Suara.com – Rekomendasi pemberhentian tetap mantan Menteri Kesehatan Terawan Agus Putranto sebagai anggota Ikatan Dokter Indonesia (IDI) sebenarnya sudah dikeluarkan sejak 2018 silam. Namun, rekomendasi itu berlarut dan kembali memuncak pada 2022 hingga menimbulkan polemik.
Akibat hal ini banyak yang penasaran, mengapa IDI perlu waktu lama untuk menerapkan putusan ini, dan mencurigai ada berbagai tujuan politis di baliknya, benarkah?
Jubir Muktamar IDI, Dr. dr. Beni Satria saat berdiskusi khusus dengan Suara.com, Sabtu (2/4/2022) menjelaskan bahwa polemik pemberhentian Terawan karena melanggar kode etik sudah terjadi sejak 2013 silam.
Setelah diduga melanggar kode etik, Dr. Beni mengatakan kasus Terawan yang berlarut kemudian bertambah banyak, termasuk tidak menghiraukan panggilan atau kesempatan membela diri hadir dalam forum yang disediakan MKEK.
Seiring waktu, dugaan pelanggaran yang dilakukan semakin bertamah, hingga pada Muktamar IDI ke-30 di Samarinda pada 2018, IDI mengeluarkan surat pemberhentian Terawan sebagai anggota IDI.
Namun saat akan direalisasikan, terjadilah kebocoran surat rekomendasi putusan internal MKEK kepada IDI, yang seharusnya tidak sampai ke publik.

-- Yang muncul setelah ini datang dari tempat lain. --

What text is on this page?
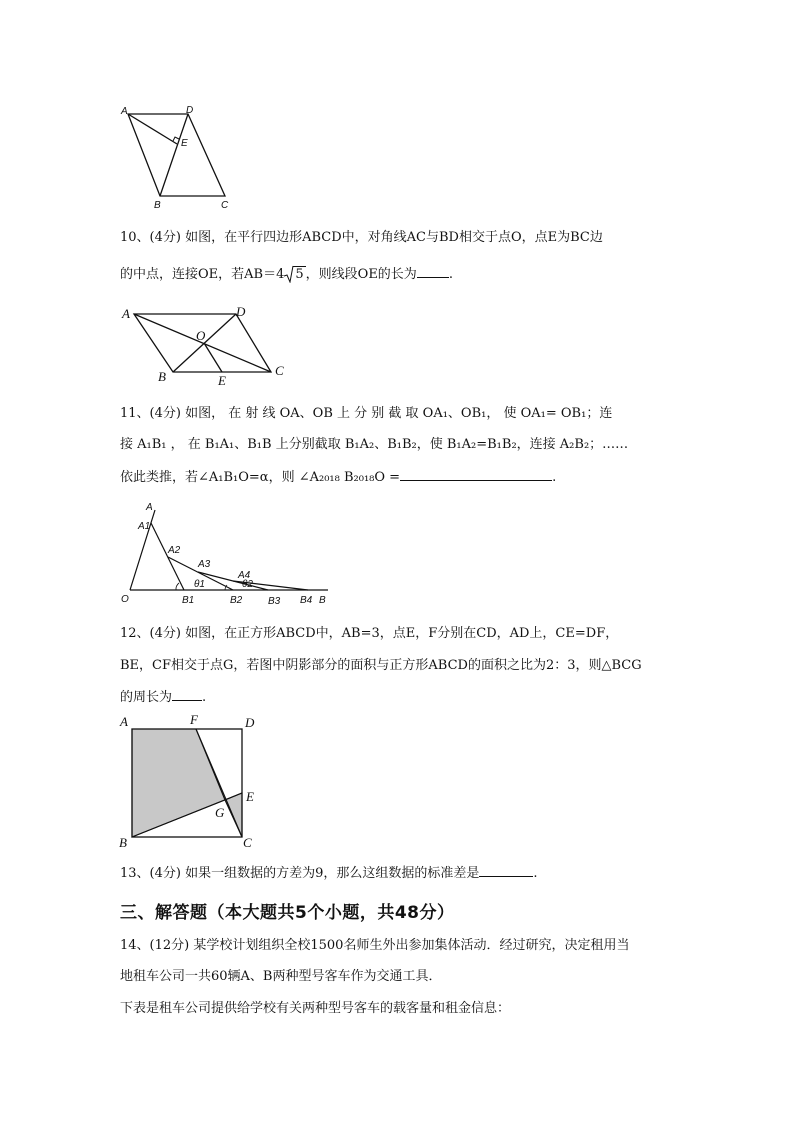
A	D
E
B	C
10、(4分) 如图，在平行四边形ABCD中，对角线AC与BD相交于点O，点E为BC边
的中点，连接OE，若AB＝4 5 ，则线段OE的长为 .
A	D
O
B	E
C
11、(4分) 如图， 在 射 线 OA、OB 上 分 别 截 取 OA₁、OB₁， 使 OA₁= OB₁；连
接 A₁B₁ ， 在 B₁A₁、B₁B 上分别截取 B₁A₂、B₁B₂，使 B₁A₂=B₁B₂，连接 A₂B₂；……
依此类推，若∠A₁B₁O=α，则 ∠A₂₀₁₈ B₂₀₁₈O =	.
A
A1
A2
A3
A4
θ1	θ2
O	B1	B2	B3 B4 B
12、(4分) 如图，在正方形ABCD中，AB=3，点E，F分别在CD，AD上，CE=DF，
BE，CF相交于点G，若图中阴影部分的面积与正方形ABCD的面积之比为2：3，则△BCG
的周长为 .
A	F	D
E
G
B	C
13、(4分) 如果一组数据的方差为9，那么这组数据的标准差是	.
三、解答题（本大题共5个小题，共48分）
14、(12分) 某学校计划组织全校1500名师生外出参加集体活动．经过研究，决定租用当
地租车公司一共60辆A、B两种型号客车作为交通工具．
下表是租车公司提供给学校有关两种型号客车的载客量和租金信息：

“Saat akan melakukan eksekusi terjadi kebocoran surat, yang surat itu ditujukan kepada IDI, sehingga terjadi kehebohan,” ungkap lelaki yang berhasil meraih gelar doktor ilmu hukum di Universitas Islam Bandung (UNISBA) itu.

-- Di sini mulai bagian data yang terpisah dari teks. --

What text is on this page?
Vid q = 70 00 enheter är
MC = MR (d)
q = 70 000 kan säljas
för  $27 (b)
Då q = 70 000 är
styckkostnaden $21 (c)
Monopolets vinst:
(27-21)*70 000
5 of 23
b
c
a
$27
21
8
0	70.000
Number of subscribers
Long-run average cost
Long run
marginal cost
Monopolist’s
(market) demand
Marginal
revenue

Setelah beberapa saat surat internal MKEK tersebar ke publik, IDI kembali mengurungkan niat merealisasikan putusan Muktamar 2018, lantaran Terawan ditunjuk sebagai Menteri Kesehatan RI periode 2019-2020.
Menurut Dr. Beni, penundaan putusan itu juga sebagai bentuk penghormatan IDI, agar Terawan bisa lebih fokus sebagai Menkes dan mengemban tugas menuntaskan masalah kesehatan Indonesia.
Baca Juga:
Ketua IDI Tegaskan Tak Ada Agenda Konspirasi dalam Pemecatan Terawan
“Tentu hal ini merupakan hak prerogatif seorang presiden yang merupakan pejabat publik. Tapi tindakan kita mencegah dahulu agar tidak seolah olah mencampuri urusan politik agar tidak mengganggu hak prerogatif, untuk menenangkan massa,” papar dokter yang fokus pada masalah etik kedokteran Indonesia ini.